Les parachutages d’armement étaient organisés par des services extérieurs. Les responsables des maquis du Loiret étaient en effet en liaison permanente avec Londres (SOE anglais et BCRA pour la France Libre, voir page précédente). Grâce au soutien des différents réseaux, Prosper, Antoine (Philippe de Vomécourt), Étienne Leblanc (Pierre Charié) ou Alliance, on compte pratiquement une centaine d’opérations de parachutages couronnées de succès dans la région. Ces missions pouvaient être coordonnées grâce à la radio, nous avons tous en tête ces fameux messages à la BBC que les Allemands s’échinaient en vain à vouloir décoder ! Ces phrases souvent amusantes (La brosse à reluire va fonctionner, Les sangliers sortent du bois…) servaient en réalité de signaux pour la préparation d’un atterrissage, la réception de matériels ou d’hommes parachutés, l’autorisation pour lancer des opérations de guérilla…

Auguste Boussogne

Ces parachutages étaient menés à bien grâce à l’aide au sol des agents des Eaux et Forêts comme Auguste Boussogne (réseau Alliance), mais aussi de la population rurale qui a largement contribué à la réussite de ces opérations. Citons entre autres la participation active du maire de Coudroy  M.Baby, des agriculteurs de Vieilles Maisons M.Parmentier et M.Dalaigre, ou encore de Gilbert Greuin, agent de liaison pour le maquis. Nombreux sont ceux qui périront pour cette tâche.
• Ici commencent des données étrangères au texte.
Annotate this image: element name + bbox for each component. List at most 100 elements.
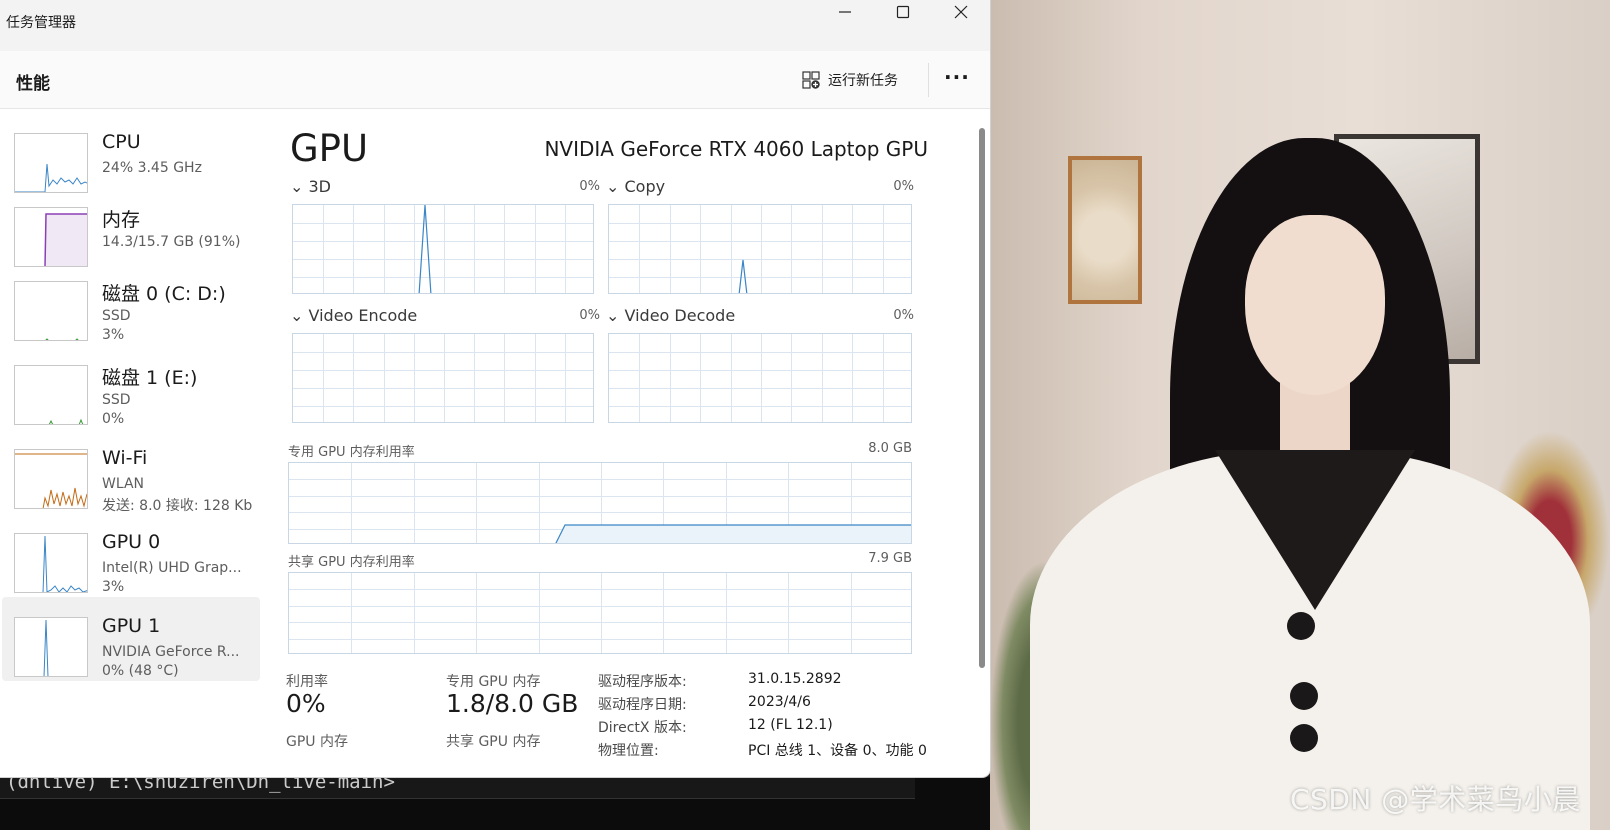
wall-picture-left	[1068, 156, 1142, 304]
disk1-thumbnail-graph	[14, 365, 88, 425]
task-manager-window: 任务管理器 性能 运行新任务 ··· CPU 24% 3.45 GHz 内存 1…	[0, 0, 990, 777]
watermark: CSDN @学术菜鸟小晨	[1290, 783, 1581, 816]
sidebar-item-memory[interactable]: 内存 14.3/15.7 GB (91%)	[2, 187, 260, 271]
engine-percent: 0%	[579, 308, 600, 323]
sidebar-item-label: 内存	[102, 209, 141, 231]
app-title: 任务管理器	[6, 15, 76, 31]
shared-memory-graph-max: 7.9 GB	[868, 551, 912, 566]
sidebar-item-label: Wi-Fi	[102, 447, 148, 469]
engine-graph-copy	[608, 204, 912, 294]
page-header: 性能 运行新任务 ···	[0, 51, 990, 109]
driver-date-key: 驱动程序日期:	[598, 697, 687, 713]
sidebar-item-value: 0%	[102, 411, 125, 427]
minimize-button[interactable]	[816, 0, 874, 24]
sidebar-item-detail: 24% 3.45 GHz	[102, 160, 202, 176]
driver-version-value: 31.0.15.2892	[748, 671, 842, 687]
new-task-icon	[802, 71, 820, 89]
physical-location-value: PCI 总线 1、设备 0、功能 0	[748, 743, 927, 759]
sidebar-item-value: 3%	[102, 579, 125, 595]
page-title: 性能	[16, 74, 50, 94]
close-icon	[954, 5, 968, 19]
sidebar-item-wifi[interactable]: Wi-Fi WLAN 发送: 8.0 接收: 128 Kb	[2, 429, 260, 514]
run-new-task-button[interactable]: 运行新任务	[802, 67, 898, 93]
dedicated-memory-label: 专用 GPU 内存	[446, 674, 541, 690]
sidebar-item-value: 发送: 8.0 接收: 128 Kb	[102, 498, 253, 514]
engine-graph-video-encode	[292, 333, 594, 423]
page-title: GPU	[290, 127, 369, 170]
sidebar-item-label: GPU 1	[102, 615, 161, 637]
utilization-label: 利用率	[286, 674, 328, 690]
engine-graph-3d	[292, 204, 594, 294]
dedicated-memory-graph-label: 专用 GPU 内存利用率	[288, 445, 415, 460]
engine-label: Video Decode	[624, 306, 736, 325]
performance-sidebar: CPU 24% 3.45 GHz 内存 14.3/15.7 GB (91%) 磁…	[0, 109, 262, 777]
maximize-button[interactable]	[874, 0, 932, 24]
dedicated-memory-graph	[288, 462, 912, 544]
gpu-memory-label: GPU 内存	[286, 734, 348, 750]
graph-line	[555, 524, 911, 543]
dedicated-memory-graph-max: 8.0 GB	[868, 441, 912, 456]
sidebar-item-disk-1[interactable]: 磁盘 1 (E:) SSD 0%	[2, 345, 260, 429]
minimize-icon	[839, 11, 851, 13]
engine-dropdown-video-encode[interactable]: ⌄ Video Encode	[290, 306, 417, 325]
wifi-thumbnail-graph	[14, 449, 88, 509]
coat-button	[1290, 724, 1318, 752]
sidebar-item-gpu-1[interactable]: GPU 1 NVIDIA GeForce R... 0% (48 °C)	[2, 597, 260, 681]
sidebar-item-detail: WLAN	[102, 476, 145, 492]
graph-grid	[609, 334, 911, 422]
sidebar-item-value: 3%	[102, 327, 125, 343]
physical-location-key: 物理位置:	[598, 743, 659, 759]
driver-date-value: 2023/4/6	[748, 694, 811, 710]
cpu-thumbnail-graph	[14, 133, 88, 193]
sidebar-item-disk-0[interactable]: 磁盘 0 (C: D:) SSD 3%	[2, 261, 260, 345]
gpu0-thumbnail-graph	[14, 533, 88, 593]
scrollbar[interactable]	[979, 128, 985, 668]
coat-button	[1287, 612, 1315, 640]
disk0-thumbnail-graph	[14, 281, 88, 341]
sidebar-item-label: CPU	[102, 131, 141, 153]
sidebar-item-detail: Intel(R) UHD Grap...	[102, 560, 242, 576]
engine-percent: 0%	[579, 179, 600, 194]
graph-grid	[289, 573, 911, 653]
directx-version-key: DirectX 版本:	[598, 720, 687, 736]
coat-button	[1290, 682, 1318, 710]
sidebar-item-label: 磁盘 1 (E:)	[102, 367, 198, 389]
engine-graph-video-decode	[608, 333, 912, 423]
sidebar-item-cpu[interactable]: CPU 24% 3.45 GHz	[2, 113, 260, 197]
engine-label: Copy	[624, 177, 666, 196]
engine-dropdown-video-decode[interactable]: ⌄ Video Decode	[606, 306, 735, 325]
engine-label: 3D	[308, 177, 332, 196]
graph-grid	[293, 334, 593, 422]
shared-memory-label: 共享 GPU 内存	[446, 734, 541, 750]
engine-dropdown-copy[interactable]: ⌄ Copy	[606, 177, 665, 196]
shared-memory-graph	[288, 572, 912, 654]
engine-dropdown-3d[interactable]: ⌄ 3D	[290, 177, 331, 196]
sidebar-item-detail: 14.3/15.7 GB (91%)	[102, 234, 241, 250]
shared-memory-graph-label: 共享 GPU 内存利用率	[288, 555, 415, 570]
dedicated-memory-value: 1.8/8.0 GB	[446, 689, 579, 718]
maximize-icon	[896, 5, 910, 19]
engine-label: Video Encode	[308, 306, 418, 325]
gpu1-thumbnail-graph	[14, 617, 88, 677]
driver-version-key: 驱动程序版本:	[598, 674, 687, 690]
presenter-face	[1245, 215, 1385, 395]
sidebar-item-detail: SSD	[102, 308, 131, 324]
more-options-button[interactable]: ···	[944, 65, 970, 89]
video-frame	[990, 0, 1610, 830]
header-divider	[928, 63, 929, 97]
sidebar-item-detail: NVIDIA GeForce R...	[102, 644, 240, 660]
engine-percent: 0%	[893, 179, 914, 194]
sidebar-item-value: 0% (48 °C)	[102, 663, 179, 679]
sidebar-item-label: 磁盘 0 (C: D:)	[102, 283, 226, 305]
memory-thumbnail-graph	[14, 207, 88, 267]
directx-version-value: 12 (FL 12.1)	[748, 717, 833, 733]
run-new-task-label: 运行新任务	[828, 73, 898, 89]
sidebar-item-detail: SSD	[102, 392, 131, 408]
graph-line	[418, 205, 432, 293]
graph-line	[738, 259, 748, 293]
title-bar[interactable]: 任务管理器	[0, 0, 990, 51]
close-button[interactable]	[932, 0, 990, 24]
engine-percent: 0%	[893, 308, 914, 323]
gpu-model-name: NVIDIA GeForce RTX 4060 Laptop GPU	[544, 137, 928, 161]
sidebar-item-gpu-0[interactable]: GPU 0 Intel(R) UHD Grap... 3%	[2, 513, 260, 597]
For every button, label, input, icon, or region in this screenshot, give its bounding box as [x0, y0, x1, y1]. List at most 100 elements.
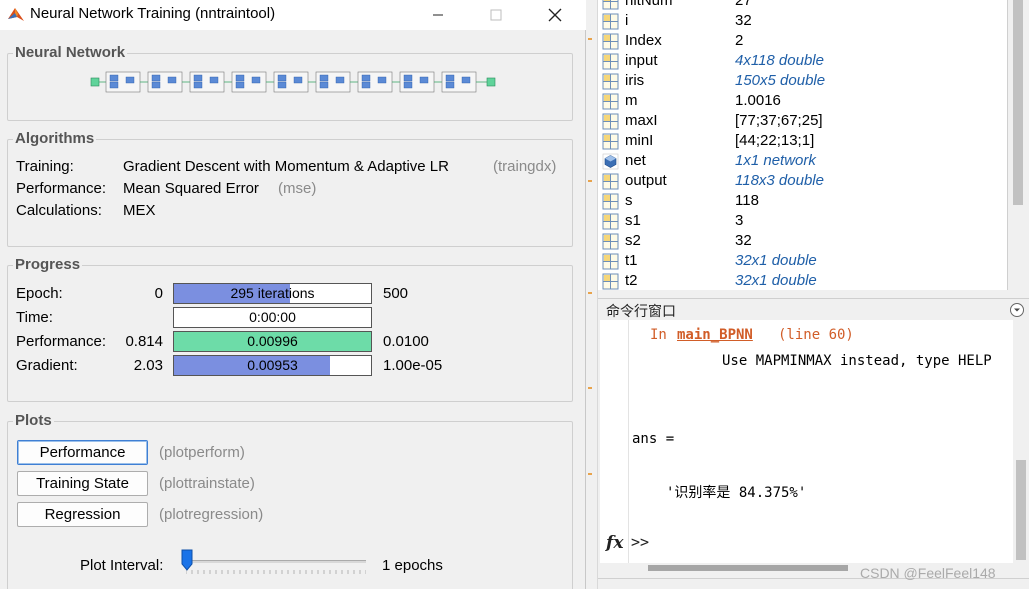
- network-weight-block: [109, 74, 119, 82]
- pane-splitter[interactable]: [586, 0, 598, 589]
- command-window[interactable]: In main_BPNN (line 60) Use MAPMINMAX ins…: [600, 320, 1013, 570]
- epoch-progress-text: 295 iterations: [230, 285, 315, 301]
- workspace-variable-row[interactable]: output 118x3 double: [598, 172, 1007, 192]
- workspace-variable-name: iris: [625, 72, 645, 89]
- workspace-variable-row[interactable]: input 4x118 double: [598, 52, 1007, 72]
- workspace-variable-row[interactable]: maxI [77;37;67;25]: [598, 112, 1007, 132]
- workspace-variable-value: 3: [735, 212, 744, 229]
- plot-interval-slider-track[interactable]: [186, 560, 366, 563]
- workspace-variable-name: net: [625, 152, 646, 169]
- network-weight-block: [109, 81, 119, 89]
- matrix-icon: [602, 193, 619, 210]
- gradient-progress-bar: 0.00953: [173, 355, 372, 376]
- workspace-variable-row[interactable]: i 32: [598, 12, 1007, 32]
- matrix-icon: [602, 33, 619, 50]
- warning-text: Use MAPMINMAX instead, type HELP: [722, 353, 992, 369]
- gradient-label: Gradient:: [16, 357, 78, 374]
- network-weight-block: [293, 76, 303, 84]
- workspace-variable-name: s: [625, 192, 633, 209]
- matrix-icon: [602, 53, 619, 70]
- workspace-variable-row[interactable]: minI [44;22;13;1]: [598, 132, 1007, 152]
- gradient-progress-text: 0.00953: [247, 357, 298, 373]
- workspace-variable-name: m: [625, 92, 638, 109]
- workspace-scrollbar-thumb[interactable]: [1013, 0, 1023, 205]
- matrix-icon: [602, 0, 619, 10]
- workspace-variable-value: [44;22;13;1]: [735, 132, 815, 149]
- network-weight-block: [235, 74, 245, 82]
- command-window-scrollbar[interactable]: [1013, 320, 1029, 570]
- maximize-button[interactable]: [473, 0, 519, 30]
- close-button[interactable]: [532, 0, 578, 30]
- workspace-variable-value: 118: [735, 192, 759, 209]
- workspace-variable-row[interactable]: s 118: [598, 192, 1007, 212]
- workspace-variable-value: 32x1 double: [735, 272, 817, 289]
- command-window-title: 命令行窗口: [606, 304, 676, 320]
- workspace-variable-value: 2: [735, 32, 744, 49]
- minimize-button[interactable]: [415, 0, 461, 30]
- workspace-variable-row[interactable]: s1 3: [598, 212, 1007, 232]
- performance-end: 0.0100: [383, 333, 429, 350]
- window-title: Neural Network Training (nntraintool): [30, 5, 276, 22]
- workspace-variable-row[interactable]: iris 150x5 double: [598, 72, 1007, 92]
- error-function-link[interactable]: main_BPNN: [677, 327, 753, 343]
- network-weight-block: [445, 81, 455, 89]
- epoch-progress-bar: 295 iterations: [173, 283, 372, 304]
- command-prompt[interactable]: >>: [631, 533, 649, 551]
- matrix-icon: [602, 253, 619, 270]
- workspace-variable-row[interactable]: Index 2: [598, 32, 1007, 52]
- object-icon: [602, 153, 619, 170]
- network-weight-block: [277, 81, 287, 89]
- gradient-end: 1.00e-05: [383, 357, 443, 374]
- matlab-logo-icon: [8, 8, 24, 21]
- progress-panel-title: Progress: [13, 256, 83, 273]
- error-line-link[interactable]: (line 60): [778, 327, 854, 343]
- workspace-variable-row[interactable]: s2 32: [598, 232, 1007, 252]
- plot-regression-button[interactable]: Regression: [17, 502, 148, 527]
- matrix-icon: [602, 133, 619, 150]
- algo-training-code: (traingdx): [493, 158, 557, 175]
- fx-icon[interactable]: fx: [606, 533, 623, 553]
- network-weight-block: [419, 76, 429, 84]
- network-weight-block: [193, 74, 203, 82]
- algo-performance-value: Mean Squared Error: [123, 180, 259, 197]
- command-window-hscrollbar-thumb[interactable]: [648, 565, 848, 571]
- plot-performance-button[interactable]: Performance: [17, 440, 148, 465]
- epoch-label: Epoch:: [16, 285, 63, 302]
- plot-training-state-button[interactable]: Training State: [17, 471, 148, 496]
- chevron-down-icon[interactable]: [1009, 302, 1025, 318]
- command-window-gutter: [628, 320, 629, 570]
- workspace-variable-value: 27: [735, 0, 752, 9]
- minimize-icon: [433, 14, 443, 16]
- workspace-variable-row[interactable]: t1 32x1 double: [598, 252, 1007, 272]
- algo-performance-label: Performance:: [16, 180, 107, 197]
- workspace-variable-value: 32: [735, 12, 752, 29]
- ans-label: ans =: [632, 431, 675, 447]
- algo-training-label: Training:: [16, 158, 74, 175]
- algo-calculations-label: Calculations:: [16, 202, 102, 219]
- time-progress-text: 0:00:00: [249, 309, 296, 325]
- matrix-icon: [602, 233, 619, 250]
- network-weight-block: [361, 74, 371, 82]
- title-bar[interactable]: Neural Network Training (nntraintool): [0, 0, 586, 30]
- workspace-variable-row[interactable]: m 1.0016: [598, 92, 1007, 112]
- matrix-icon: [602, 13, 619, 30]
- network-weight-block: [403, 74, 413, 82]
- network-weight-block: [361, 81, 371, 89]
- workspace-variable-value: 1.0016: [735, 92, 781, 109]
- workspace-scrollbar[interactable]: [1008, 0, 1029, 290]
- workspace-variable-name: output: [625, 172, 667, 189]
- workspace-variable-row[interactable]: hitNum 27: [598, 0, 1007, 12]
- command-window-scrollbar-thumb[interactable]: [1016, 460, 1026, 560]
- matrix-icon: [602, 273, 619, 290]
- matrix-icon: [602, 173, 619, 190]
- network-weight-block: [277, 74, 287, 82]
- workspace-variable-value: 4x118 double: [735, 52, 824, 69]
- gradient-start: 2.03: [133, 357, 163, 374]
- plot-interval-slider-thumb[interactable]: [181, 549, 193, 571]
- neural-network-panel-title: Neural Network: [13, 44, 128, 61]
- network-layers: [99, 71, 487, 93]
- command-window-header: 命令行窗口: [598, 298, 1029, 320]
- workspace-variable-row[interactable]: t2 32x1 double: [598, 272, 1007, 290]
- workspace-variable-row[interactable]: net 1x1 network: [598, 152, 1007, 172]
- maximize-icon: [490, 9, 502, 21]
Les containers d’armes, une fois arrivés à bon port, étaient souvent camouflés dans des sapes là où ils tombaient en attendant le bon moment pour être ensuite chargés dans les camions du maquis (chacun pouvait peser jusqu’à 200 kg), qui les acheminaient alors vers le camp.  Les hommes se chargeaient ensuite de l’inventaire et de la mise en service des armes (montage, graissage…). Armes de poings, pistolets et fusils mitrailleurs, fusils, grenades, explosifs, mines, bazookas, mortiers, munitions, étaient souvent également accompagnés d’objets tout aussi utiles aux résistants consignés en pleine forêt comme des uniformes, des brassards FFI, des pinces, du chatterton, des gants, du chocolat ou les indispensables cigarettes.